Currently, according to one of the largest chemical databases, PubChem, more than 100 million organic molecules are known to mankind. [2]. It would seem to be a very large number, but the size of the entire chemical space is estimated to be staggering. 10^180 substances that can potentially be synthesized [3]. This is a hundred orders of magnitude greater than the number of atoms in the universe. Having methods for navigating in known and unknown areas of chemical space is critically important, because among the unknown 10^180 substances there are probably many useful compounds – these are new drugs, dyes, agrochemicals, fragrances for perfumes, materials for electronics and other materials important to people.

The scale of even the part of chemical space we know requires the use of big data analysis methods. This was one of the reasons for the emergence of a discipline at the intersection of chemistry and IT – chemoinformatics. But what exactly does chemoinformatics do in an applied sense? The main directions are shown in the diagram below.

1. Prediction of properties

There are many properties that are successfully predicted using machine learning and/or computer modeling methods. These include various physicochemical parameters (solubility, lipophilicity), biological activity, reactivity, and many others. [4,5,6,7]. In this article, we will consider toxicity prediction due to the importance of this parameter. Every year, about several million new substances are synthesized, but the safety profile is established for only about 10 thousand. This means that within 1 year we establish the toxicity of compounds synthesized Total in 1 day.

There is a serious lag in the speed of experimental testing of the toxicity of new molecules from the speed of their synthesis. But even if all the scientific and technical potential of humanity were aimed at toxicological profiling for all new substances, could we do it? Let's look at an example. To register a pesticide in the United States, about 80 toxicity tests are required, their total cost is estimated at more than $20 million [8]. Toxicity is a very multifaceted concept that requires dozens of experiments. The cost of some of them according to the US Environmental Protection Agency (EPA):

  • Acute toxicity (fish) $17,000

  • Chronic toxicity (daphnia) $180,000

  • Carcinogenicity (rats and mice) $2,100,000.

In accordance with the above data, a total experimental determination of toxicity for all new compounds seems, indeed, unrealistic from the point of view of the colossal expenditure of resources on this task.

In addition, toxicity is in most cases assessed on laboratory animals, the scale of which is currently used worldwide at almost 200 million per year. [9]. There is even a series of cartoons dedicated to their protection. Received particular fame Ralph the rabbit. It is ethically preferable to avoid testing on animals, which is enshrined, for example, in the EU REACH regulation [10].

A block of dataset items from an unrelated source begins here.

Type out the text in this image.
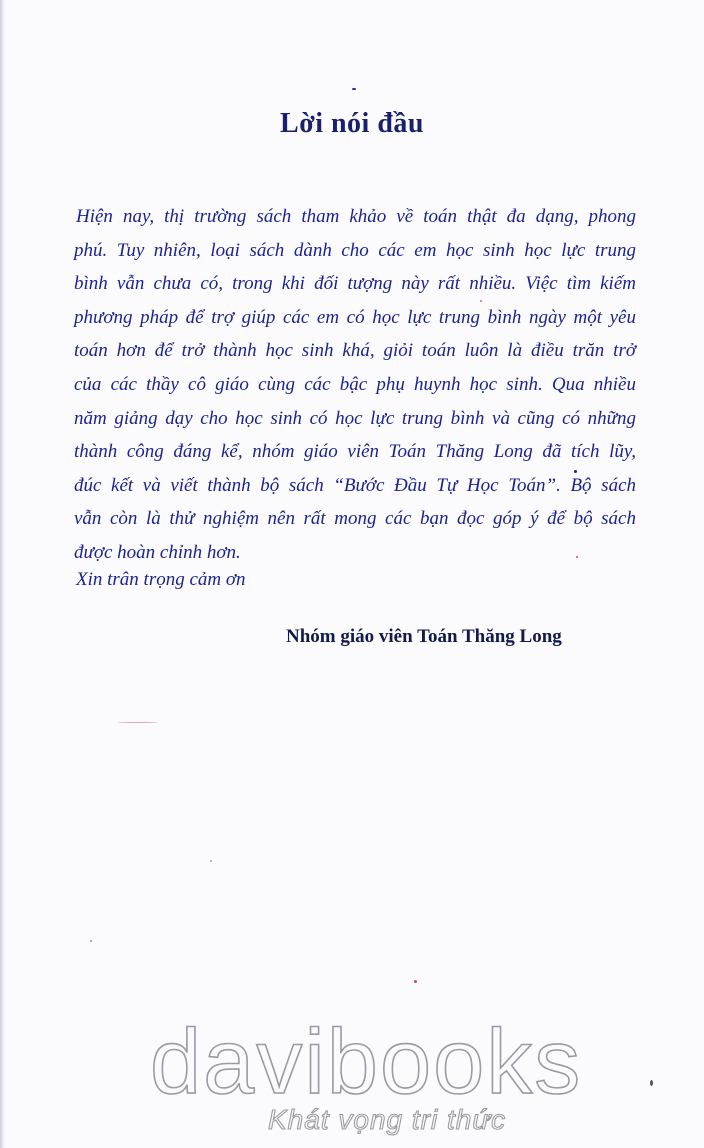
Lời nói đầu
Hiện nay, thị trường sách tham khảo về toán thật đa dạng, phong
phú. Tuy nhiên, loại sách dành cho các em học sinh học lực trung
bình vẫn chưa có, trong khi đối tượng này rất nhiều. Việc tìm kiếm
phương pháp để trợ giúp các em có học lực trung bình ngày một yêu
toán hơn để trở thành học sinh khá, giỏi toán luôn là điều trăn trở
của các thầy cô giáo cùng các bậc phụ huynh học sinh. Qua nhiều
năm giảng dạy cho học sinh có học lực trung bình và cũng có những
thành công đáng kể, nhóm giáo viên Toán Thăng Long đã tích lũy,
đúc kết và viết thành bộ sách “Bước Đầu Tự Học Toán”. Bộ sách
vẫn còn là thử nghiệm nên rất mong các bạn đọc góp ý để bộ sách
được hoàn chỉnh hơn.
Xin trân trọng cảm ơn
Nhóm giáo viên Toán Thăng Long
davibooks
Khát vọng tri thức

Modern approaches allow us to create alternative solutions that reduce the cost of profiling by orders of magnitude, and also do not raise ethical issues associated with animal experiments – this is a prediction of toxicity in silico, that is, by using computational technologies. Of course, there is a certain error in predictive modeling, but at least it helps to prioritize research and minimize animal waste. Moreover, the use of these methods reduces the risks for volunteers participating in clinical trials.

There are already a number of digital tools that can predict the toxicity of substances, including a number of methods developed by Russian scientists [11, 12]. Using the Sintelli digital platform based on these methods, more than 40 toxicity parameters can be predicted [13].

2. Design of substances and materials

There are tools that allow you to generate a molecule with specified properties. There are many uses for this, but in this article we will focus on medicines. Drug development is a complex process that takes an average of 10–15 years and can cost up to $3 billion. [14], however, the use of chemoinformatics methods can significantly reduce both time and material costs (Fig. 1). R&D departments of large pharmaceutical companies can no longer exist without specialists such as cheminformatics, computational and digital chemists. The fact is that chemoinformatics significantly optimizes the solution of basic pharmaceutical problems: search for active molecules, determination of toxicity, solubility in water, permeability through the cell membrane, metabolism, interaction with blood plasma proteins, etc. Drug design using computer technologies (Computer-aided drug design) is developing at an impressive pace and the following 2 examples are especially impressive:

§ Company Insilico Medicine in 2023 announced the successful completion of preclinical studies of the INS018-055 molecule for the treatment of idiopathic pulmonary fibrosis. Interestingly, AI not only generated an active molecule, but also identified a target for treatment. To date, the molecule has successfully completed phase I clinical trials, thereby confirming the safety of use [15]. Phase II clinical trials are ongoing.

§ In 2020, the British pharmaceutical company Excienta announced the successful completion of preclinical studies of the DSP-1181 molecule for the treatment of obsessive-compulsive disorder (OCD) [16].

“This year was the first year that a drug was developed using AI, but by the end of the decade, all new drugs could be created using algorithms,” says Andrew Hopkins, CEO of Exscienta.

Figure 1. Drug development strategies.

Picture 1. Drug development strategies.

Another program that attracts attention is PASS, developed by Russian scientists and allowing to predict a whole range of parameters characterizing the biological activity of compounds. [17, 18]. Also worth noting is the USPEX method, which allows predicting the crystalline structure of substances at different temperatures and pressures based on knowledge of only the chemical composition of the material. [19].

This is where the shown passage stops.